Do what my son Peter does: Deposit your paycheck and other money to your savings account instead of checking. You’re much less likely to spend the money if you have to transfer it from savings. “That really hurts,” says Peter.

Instead of hitting the cash-back button for $35 every time you go to the drugstore or supermarket, limit yourself to one ATM withdrawal per week and make your money last.

When you make a credit-card purchase, record it immediately in your checking-account register. You won’t be surprised when the credit-card bill arrives, and you will have enough money to pay it in full.

When you subtract a check from your account, round up the amount to the next dollar. That way, you’ll always have a slush fund. Your bank may even do this for you. Sounds like small potatoes, but even if it’s only $100 every couple of months, that’s still money in the bank.

Toss your spare change into a fun savings bank or glass jar -- anything that will catch your eye and your quarters. I know one person who accumulates $900 to $1,000 a year this way and uses the money to buy holiday gifts.

Bag the savings from brown-bag lunches. Each time you bring your lunch to work or pass up the temptation to buy a latte, take the money you would have spent and put it in your cash jar. It’s an immediate reward for your self-discipline.
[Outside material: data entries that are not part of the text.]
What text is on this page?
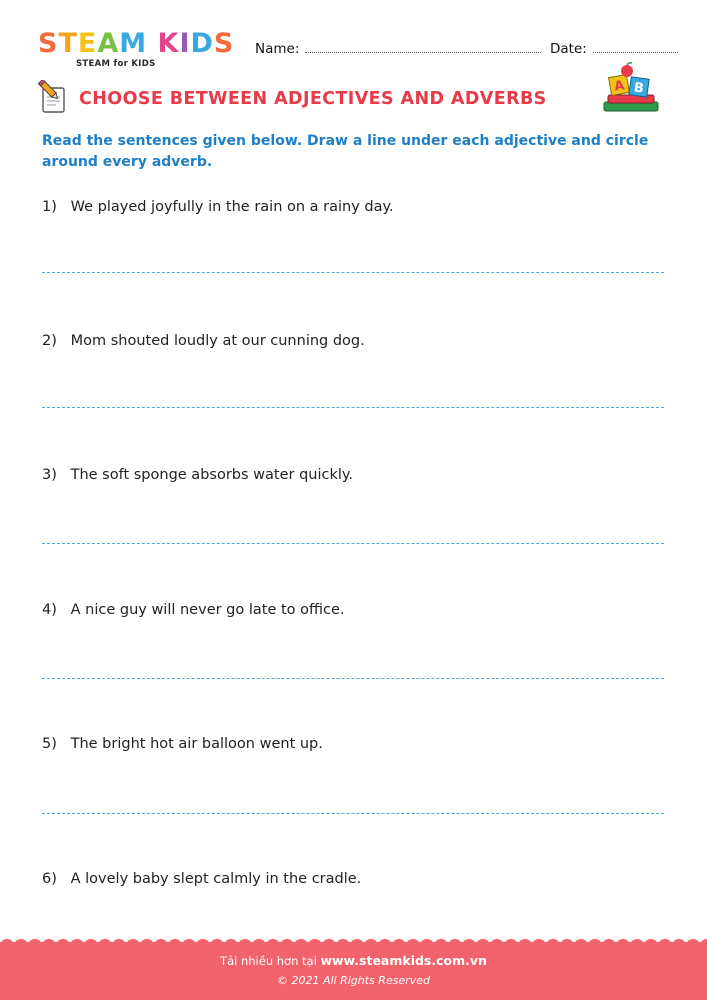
STEAM KIDS
STEAM for KIDS
Name:	Date:
CHOOSE BETWEEN ADJECTIVES AND ADVERBS
A B
Read the sentences given below. Draw a line under each adjective and circle around every adverb.
1) We played joyfully in the rain on a rainy day.
2) Mom shouted loudly at our cunning dog.
3) The soft sponge absorbs water quickly.
4) A nice guy will never go late to office.
5) The bright hot air balloon went up.
6) A lovely baby slept calmly in the cradle.
Tải nhiều hơn tại www.steamkids.com.vn
© 2021 All Rights Reserved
Pay yourself after you’ve paid off a debt. Once you finish paying off a loan or credit-card balance, keep writing the check but send it directly to a savings or investment account.

Can’t decide between two items in a store? Give yourself a cooling-off period. Chances are you won’t go back.

Remember, if money is power, then saving money is empowering. It gives you financial security and the freedom to make choices. Every once in a while I tap my own slush fund to send my three grown children checks to treat themselves to dinner. They appreciate the gesture and I have fun making it.